Arşivde tarih, din, edebiyat, spor, felsefe alanlarında elyazması ve matbu çok sayıda kitap, belge ve dergi bulunmaktadır. Birkaç elyazması Kuran dışında çeşitli dua kitapları, divançeler, ilk matbu dergi örnekleri de arşivde incelenmesi gereken evrak arasında yer almaktadır.
Nuri Duyguer, müzisyen kimliği yanında yaşadığı yıllar itibariyle Türkiye tarihinin en önemli dönemlerinden birinin de tanığıdır. Osmanlı’nın son 46, Cumhuriyet’in de ilk 41 yılında yaşayan Nuri Bey’in birikimi, muhafaza ettiği evrak bu dönemin ürünüdür. Bugünün kültür dünyası için Nuri Duyguer ve arşivinin taşıdığı önem, bu arşivin tamamen ortaya çıkmasıyla ve yapılacak yayınlarla daha iyi anlaşılacaktır. Arşivin nitelikli bir kurum üzerinden kamuya açılması için çalışmalar devam etmektedir.

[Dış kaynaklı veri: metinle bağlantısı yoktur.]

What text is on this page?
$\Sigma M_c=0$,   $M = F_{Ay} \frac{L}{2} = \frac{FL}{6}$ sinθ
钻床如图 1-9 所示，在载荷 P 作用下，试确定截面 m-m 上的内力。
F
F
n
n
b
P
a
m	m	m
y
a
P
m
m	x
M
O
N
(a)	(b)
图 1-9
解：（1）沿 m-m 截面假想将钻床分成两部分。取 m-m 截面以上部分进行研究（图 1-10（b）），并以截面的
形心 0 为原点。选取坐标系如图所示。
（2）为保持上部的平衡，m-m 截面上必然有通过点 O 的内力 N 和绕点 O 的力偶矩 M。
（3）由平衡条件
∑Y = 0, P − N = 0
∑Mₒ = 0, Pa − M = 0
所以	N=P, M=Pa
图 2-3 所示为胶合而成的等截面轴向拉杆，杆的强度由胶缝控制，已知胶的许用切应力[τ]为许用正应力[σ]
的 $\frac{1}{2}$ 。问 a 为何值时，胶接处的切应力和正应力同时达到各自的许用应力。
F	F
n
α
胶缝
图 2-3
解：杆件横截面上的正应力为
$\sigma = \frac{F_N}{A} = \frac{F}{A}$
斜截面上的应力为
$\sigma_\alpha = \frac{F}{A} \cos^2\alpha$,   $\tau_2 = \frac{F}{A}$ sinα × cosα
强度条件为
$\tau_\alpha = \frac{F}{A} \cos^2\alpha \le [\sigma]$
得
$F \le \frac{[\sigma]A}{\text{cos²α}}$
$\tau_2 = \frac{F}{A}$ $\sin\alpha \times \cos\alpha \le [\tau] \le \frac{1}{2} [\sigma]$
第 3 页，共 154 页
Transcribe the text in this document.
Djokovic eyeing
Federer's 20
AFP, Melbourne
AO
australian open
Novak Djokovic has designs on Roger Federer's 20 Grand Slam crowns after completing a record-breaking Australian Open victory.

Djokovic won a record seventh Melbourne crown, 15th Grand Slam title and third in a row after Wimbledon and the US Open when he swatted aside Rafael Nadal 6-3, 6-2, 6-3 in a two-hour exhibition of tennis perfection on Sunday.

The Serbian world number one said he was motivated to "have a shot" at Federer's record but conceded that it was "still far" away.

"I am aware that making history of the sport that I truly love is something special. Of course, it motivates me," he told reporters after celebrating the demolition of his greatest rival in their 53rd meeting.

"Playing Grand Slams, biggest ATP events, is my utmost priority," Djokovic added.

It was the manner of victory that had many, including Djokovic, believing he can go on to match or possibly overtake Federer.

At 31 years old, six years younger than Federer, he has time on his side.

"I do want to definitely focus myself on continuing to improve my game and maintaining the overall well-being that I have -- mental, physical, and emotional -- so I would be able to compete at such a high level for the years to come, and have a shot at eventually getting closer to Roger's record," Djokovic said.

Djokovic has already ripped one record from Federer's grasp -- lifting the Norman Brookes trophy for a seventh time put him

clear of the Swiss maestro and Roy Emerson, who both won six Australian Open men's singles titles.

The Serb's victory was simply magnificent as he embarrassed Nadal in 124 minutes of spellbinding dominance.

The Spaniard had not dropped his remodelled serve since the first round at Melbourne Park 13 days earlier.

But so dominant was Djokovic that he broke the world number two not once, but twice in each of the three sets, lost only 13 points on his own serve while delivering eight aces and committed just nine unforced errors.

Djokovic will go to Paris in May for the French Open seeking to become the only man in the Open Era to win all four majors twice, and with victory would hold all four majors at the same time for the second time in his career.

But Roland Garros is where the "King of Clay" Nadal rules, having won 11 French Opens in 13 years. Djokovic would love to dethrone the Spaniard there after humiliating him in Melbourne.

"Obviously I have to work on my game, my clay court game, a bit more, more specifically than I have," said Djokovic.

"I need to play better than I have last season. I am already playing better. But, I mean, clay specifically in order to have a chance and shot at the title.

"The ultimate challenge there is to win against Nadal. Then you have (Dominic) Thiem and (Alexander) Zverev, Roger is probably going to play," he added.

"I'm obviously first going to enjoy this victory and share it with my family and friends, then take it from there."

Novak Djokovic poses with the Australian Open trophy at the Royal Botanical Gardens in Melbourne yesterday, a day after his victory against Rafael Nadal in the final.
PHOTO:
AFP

[1] Torunlarında bulunan arşivinde birkaç tane plak kaydı olsa da bunlar özel olarak doldurulmuş ve piyasaya çıkmamış plaklardır. Nuri Bey’in heyetlerle birlikte doldurduğu bazı plaklar günümüze gelebilmiştir.
[2] Melih Cevdet Anday, Dünkü Meşhurlar: Şark Musiki Cemiyeti’nin Kurucusu Nuri Bey, Akşam, 12 Şubat 1955, s. 3.
[3] Melih Cevdet Anday, Dünkü Meşhurlar: Şark Musiki Cemiyeti’nin Kurucusu Nuri Bey, Akşam, 12 Şubat 1955, s. 3.
[4] Mustafa Rona, 50 Yıllık Türk Musikisi, Türkiye Yayınevi, İstanbul, s. 145.